Le ipocrisie dei nuovi politici

di Antonio Polito

Sembra paradossale, ma questa sordida storia del bonus parlamentare certifica il fallimento dell’«antipolitica». E non solo perché i tre che l’avrebbero incassato sono stati eletti nelle file della Lega e dei Cinquestelle, cioè dei campioni dell’antipolitica, detentori del copyright in Italia (gli altri due parlamentari, che l’hanno chiesto senza nemmeno ottenerlo, appartengono più al genere «cretinetti» della commedia all’italiana). È molto probabile infatti che i tre col bonus siano stati eletti al colmo di una serrata campagna elettorale condotta al grido di «onestà, onestà» e «Roma ladrona la Lega non perdona». Il che dovrebbe far riflettere, oltre che su di loro, anche su un sistema elettorale che ci costringe da tempo a eleggere «a nostra insaputa» dilettanti allo sbaraglio, gente senza né arte né parte, il cui unico merito il più delle volte è solo quello di aver conquistato il favore del capo di un partito.
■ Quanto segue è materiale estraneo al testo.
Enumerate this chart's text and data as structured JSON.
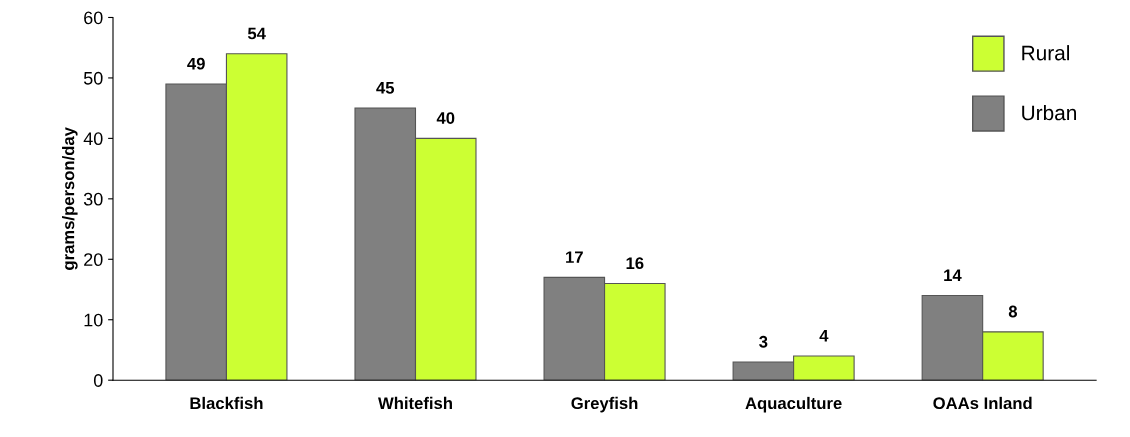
{
  "chart_data": {
    "type": "bar",
    "categories": [
      "Blackfish",
      "Whitefish",
      "Greyfish",
      "Aquaculture",
      "OAAs Inland"
    ],
    "series": [
      {
        "name": "Urban",
        "color": "#808080",
        "values": [
          49,
          45,
          17,
          3,
          14
        ]
      },
      {
        "name": "Rural",
        "color": "#ccff33",
        "values": [
          54,
          40,
          16,
          4,
          8
        ]
      }
    ],
    "ylabel": "grams/person/day",
    "ylim": [
      0,
      60
    ],
    "yticks": [
      0,
      10,
      20,
      30,
      40,
      50,
      60
    ],
    "data_labels": true,
    "grid": false,
    "legend": "top right"
  }
}
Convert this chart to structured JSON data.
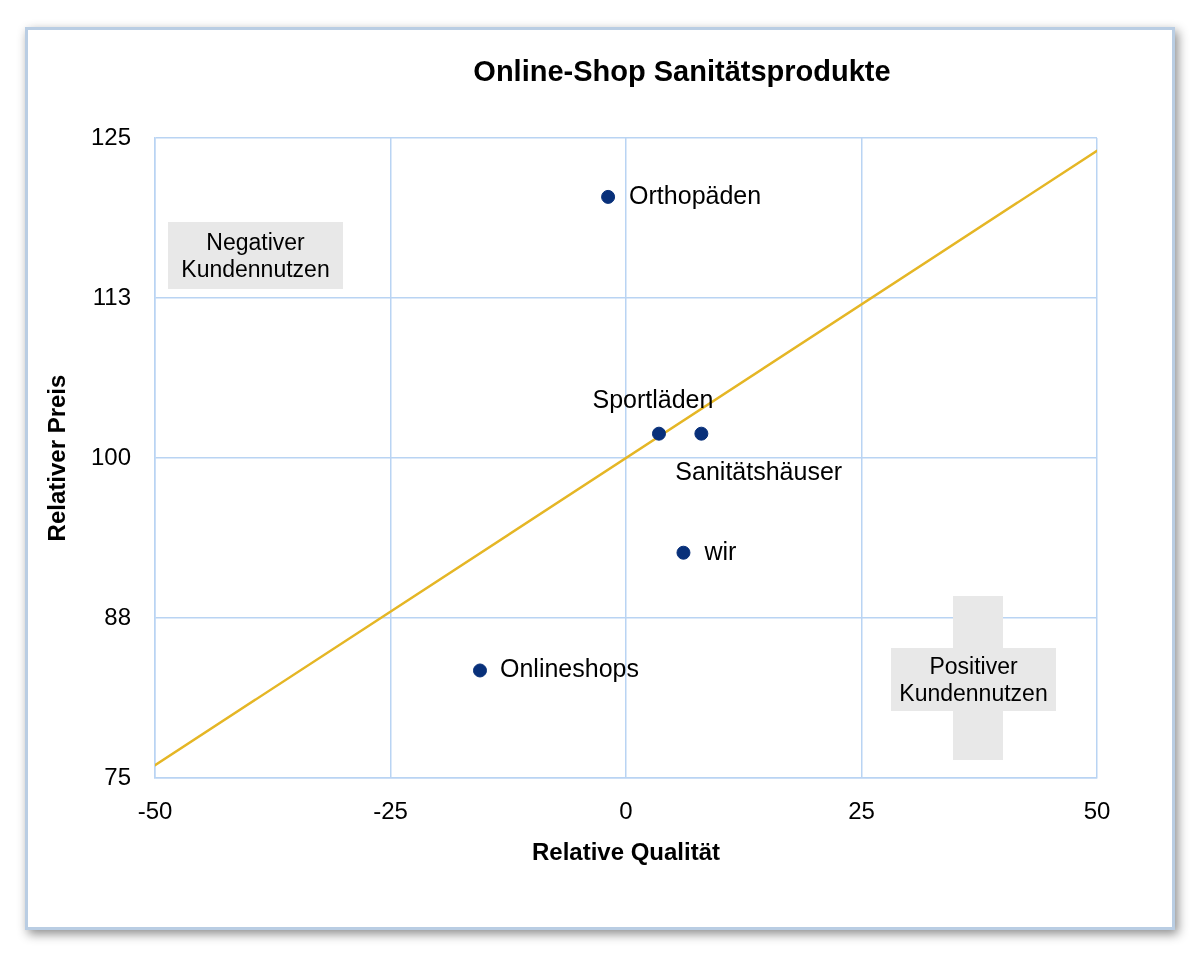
{
  "chart_data": {
    "type": "scatter",
    "title": "Online-Shop Sanitätsprodukte",
    "xlabel": "Relative Qualität",
    "ylabel": "Relativer Preis",
    "xlim": [
      -50,
      50
    ],
    "xticks": [
      -50,
      -25,
      0,
      25,
      50
    ],
    "ylim": [
      75,
      125
    ],
    "yticks": [
      75,
      {
        "value": 87.5,
        "label": "88"
      },
      100,
      {
        "value": 112.5,
        "label": "113"
      },
      125
    ],
    "grid": true,
    "marker": "circle",
    "series": [
      {
        "name": "Orthopäden",
        "color": "#08307a",
        "x": [
          -1.9
        ],
        "values": [
          120.4
        ]
      },
      {
        "name": "Sportläden",
        "color": "#08307a",
        "x": [
          3.5
        ],
        "values": [
          101.9
        ]
      },
      {
        "name": "Sanitätshäuser",
        "color": "#08307a",
        "x": [
          8
        ],
        "values": [
          101.9
        ]
      },
      {
        "name": "wir",
        "color": "#08307a",
        "x": [
          6.1
        ],
        "values": [
          92.6
        ]
      },
      {
        "name": "Onlineshops",
        "color": "#08307a",
        "x": [
          -15.5
        ],
        "values": [
          83.4
        ]
      },
      {
        "type": "line",
        "color": "#e5b625",
        "marker": "none",
        "x": [
          -50,
          50
        ],
        "values": [
          76,
          124
        ]
      }
    ],
    "annotations": [
      "Negativer Kundennutzen",
      "Positiver Kundennutzen"
    ]
  }
}
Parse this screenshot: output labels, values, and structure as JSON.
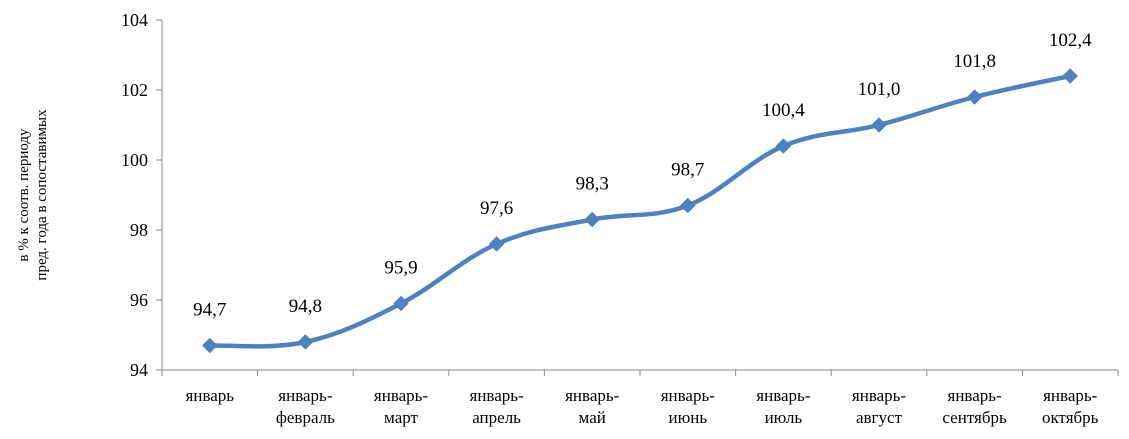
{
  "chart_data": {
    "type": "line",
    "ylabel_lines": [
      "в % к соотв. периоду",
      "пред. года в сопоставимых"
    ],
    "xlabel": "",
    "title": "",
    "ylim": [
      94,
      104
    ],
    "yticks": [
      "94",
      "96",
      "98",
      "100",
      "102",
      "104"
    ],
    "ytick_values": [
      94,
      96,
      98,
      100,
      102,
      104
    ],
    "categories": [
      [
        "январь"
      ],
      [
        "январь-",
        "февраль"
      ],
      [
        "январь-",
        "март"
      ],
      [
        "январь-",
        "апрель"
      ],
      [
        "январь-",
        "май"
      ],
      [
        "январь-",
        "июнь"
      ],
      [
        "январь-",
        "июль"
      ],
      [
        "январь-",
        "август"
      ],
      [
        "январь-",
        "сентябрь"
      ],
      [
        "январь-",
        "октябрь"
      ]
    ],
    "series": [
      {
        "values": [
          94.7,
          94.8,
          95.9,
          97.6,
          98.3,
          98.7,
          100.4,
          101.0,
          101.8,
          102.4
        ],
        "data_labels": [
          "94,7",
          "94,8",
          "95,9",
          "97,6",
          "98,3",
          "98,7",
          "100,4",
          "101,0",
          "101,8",
          "102,4"
        ],
        "color": "#4f81bd",
        "marker": "diamond",
        "smooth": true
      }
    ],
    "grid": false,
    "legend": "none"
  }
}
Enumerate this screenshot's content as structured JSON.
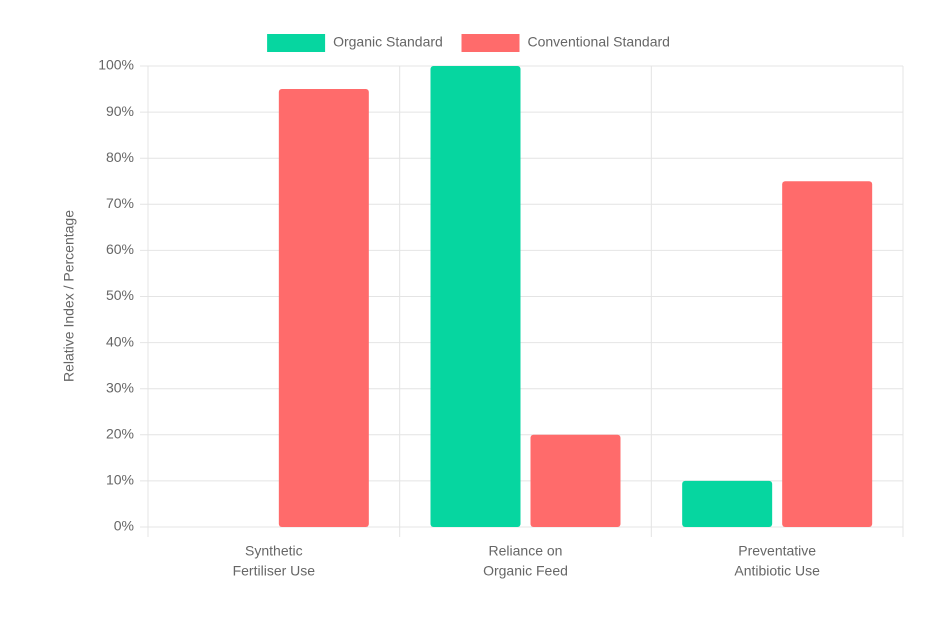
{
  "chart_data": {
    "type": "bar",
    "categories": [
      [
        "Synthetic",
        "Fertiliser Use"
      ],
      [
        "Reliance on",
        "Organic Feed"
      ],
      [
        "Preventative",
        "Antibiotic Use"
      ]
    ],
    "series": [
      {
        "name": "Organic Standard",
        "color": "#06d6a0",
        "values": [
          0,
          100,
          10
        ]
      },
      {
        "name": "Conventional Standard",
        "color": "#ff6b6b",
        "values": [
          95,
          20,
          75
        ]
      }
    ],
    "y_label": "Relative Index / Percentage",
    "ylim": [
      0,
      100
    ],
    "yticks": [
      {
        "value": 0,
        "label": "0%"
      },
      {
        "value": 10,
        "label": "10%"
      },
      {
        "value": 20,
        "label": "20%"
      },
      {
        "value": 30,
        "label": "30%"
      },
      {
        "value": 40,
        "label": "40%"
      },
      {
        "value": 50,
        "label": "50%"
      },
      {
        "value": 60,
        "label": "60%"
      },
      {
        "value": 70,
        "label": "70%"
      },
      {
        "value": 80,
        "label": "80%"
      },
      {
        "value": 90,
        "label": "90%"
      },
      {
        "value": 100,
        "label": "100%"
      }
    ],
    "grid": true,
    "legend": "top"
  }
}
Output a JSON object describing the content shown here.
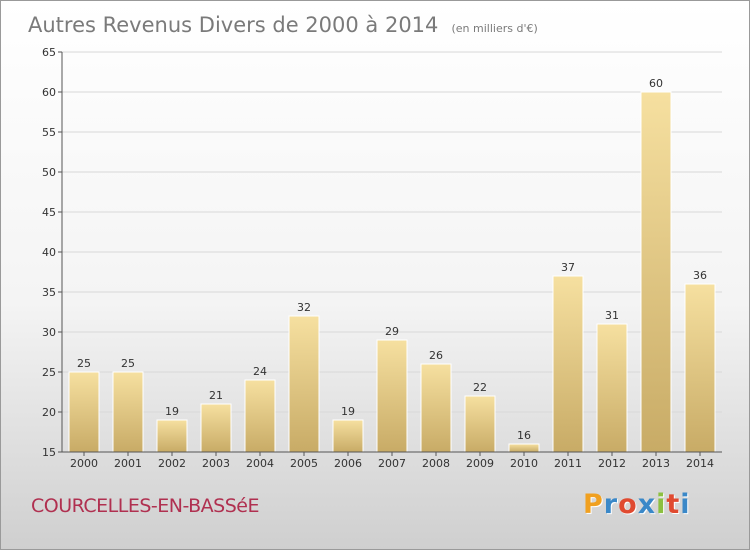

Ma c’è qualcosa di più. Molti dei parlamentari che oggi strillano come vergini offese «fuori i nomi», «vergognatevi», «dimettetevi» (o almeno date la colpa al commercialista), sono gli stessi che hanno valutato, studiato, e infine approvato la norma che ha consentito a persone chiaramente non bisognose (presumibilmente non solo parlamentari) di ricevere un sostegno con i soldi pubblici, cioè del contribuente, cioè nostri. Perché la politica, tanto disprezzata dall’antipolitica, servirebbe proprio a quello: a fare leggi giuste, sagge e misurate, attraverso il dibattito informato.